Monday, August 9, 2010

Thank you, that means so much!

I shop for people year round. Work permits lots of opportunities to travel and I'm always keeping my eyes open when I'm in new places to find gifts to celebrate those special times in the lives of people I care about. Sometimes a bit of local art, the perfect book, or for that person whose emails have been filled with computer-related complaints, a RAM upgrade.

Whatever the gift, it almost always results in some variant of the phrase "it means so much". Music to the ears for those of us whose gift planning goes beyond a trip to Costco to pick whatever is cheap and available.

But it raises an interesting point: neither the art, the book nor the RAM were produced with the intention of being a gift from my friends or family, I didn't participate in their creation-how can they"mean" something to the recipient?

That's the secret believers and (some) philosophers don't want us to grasp-objects, actions, events, etc. can all be invested or infused with meaning after the fact. And for we humans, that meaning is just as "real" as any claimed "objective" or "ultimate" meaning that others attempt to assert on the basis of their belief system.

Believers who will assert repeatedly that "it's only the meaning that God gives that counts" don't seem to take the logical step of either a) claiming that the specific flowers in the bouquet they bring home were chosen by god from the dawn of time to celebrate that one particular event (raising the question as to why god couldn't have taken a bit of his flower choosing time to cure cancer or plant some more food for the starving) or b) acknowledge that the flowers have no "real" meaning and show up without them (see related material under "job had it easy").

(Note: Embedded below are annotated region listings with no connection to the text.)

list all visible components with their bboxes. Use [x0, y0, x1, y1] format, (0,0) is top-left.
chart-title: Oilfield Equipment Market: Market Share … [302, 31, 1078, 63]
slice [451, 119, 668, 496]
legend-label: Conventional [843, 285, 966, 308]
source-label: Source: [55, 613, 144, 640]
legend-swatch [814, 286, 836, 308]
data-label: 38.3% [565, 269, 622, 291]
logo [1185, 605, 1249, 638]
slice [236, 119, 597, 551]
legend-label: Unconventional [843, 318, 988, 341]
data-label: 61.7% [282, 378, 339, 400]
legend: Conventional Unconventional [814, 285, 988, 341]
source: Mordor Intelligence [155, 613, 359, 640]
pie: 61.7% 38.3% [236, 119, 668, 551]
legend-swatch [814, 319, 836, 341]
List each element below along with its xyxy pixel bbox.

Believers through their daily lives acknowledge that we finite, mortal humans can invest meaning in objects and actions.Let them try to explain the inconsistency of also claiming absolute, objective meaning for things. We nontheists can enjoy the seemingly magical act of transforming words, deeds and objects into conduits of meaning, simply through our own choice to invest them with meaning-meaning that can support our ethics, charitable inclinations, efforts to achieve justice and simply showing others that we care.